LOS ANGELES (Reuters) - U.S. President Donald Trump on Thursday latched onto the huge viewership for the revival of ABC’s hit 1990s working-class comedy “Roseanne” as evidence that his supporters want shows that speak to their concerns.
“Look at her ratings,” Trump said during a speech near Cleveland, referring to the comedy’s star and his vocal supporter, Roseanne Barr. “They were unbelievable. ... and it was about us.”
The show, in which Barr plays a blue-collar Trump voter, debuted on Tuesday and performed best in Tulsa, Oklahoma; Cincinnati, Ohio, and Kansas City, Missouri, respectively, all in states that Trump won in the 2016 presidential election.
New York City and Los Angeles were not in the top 20 of rated areas, according to entertainment trade publication Deadline.
Trump called Barr on Wednesday to congratulate her on the show’s debut that drew more than 18 million viewers.

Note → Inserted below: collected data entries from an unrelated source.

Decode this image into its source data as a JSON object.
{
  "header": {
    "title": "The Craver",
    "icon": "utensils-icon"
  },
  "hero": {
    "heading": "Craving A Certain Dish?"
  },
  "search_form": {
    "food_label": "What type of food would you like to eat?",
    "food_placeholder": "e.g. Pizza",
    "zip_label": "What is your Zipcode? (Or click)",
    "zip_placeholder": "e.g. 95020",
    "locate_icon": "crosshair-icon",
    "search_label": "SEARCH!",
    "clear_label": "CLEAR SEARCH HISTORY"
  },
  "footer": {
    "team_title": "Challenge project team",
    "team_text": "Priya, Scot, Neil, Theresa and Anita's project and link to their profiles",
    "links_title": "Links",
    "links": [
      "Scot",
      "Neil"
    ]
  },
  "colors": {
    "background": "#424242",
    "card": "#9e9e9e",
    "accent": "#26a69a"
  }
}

Barr said on ABC’s “Good Morning America” on Thursday that she hoped the series, which wades into the divisiveness of U.S. politics, would help people “agree to disagree.”
“I really hope that it opens up civil conversation instead of just mudslinging,” said Barr, who supports the Republican president.
“He’s just happy for me,” Barr said of the former reality TV star. “I’ve known him for many years, and he’s done a lot of nice things for me ... it was just a friendly conversation about working and television and ratings.”
Trump often talks or tweets about shows’ ratings, sometimes comparing them to when he was on “The Apprentice.”
“Roseanne” originally aired from 1988 to 1997 and featured a blue-collar Midwestern family struggling to get by.
In the revival, Roseanne is a Trump voter who faces off against her sister, played by Laurie Metcalf, who portrays a Trump opponent.
The show will also deal with social issues like opioid addiction and gender identity.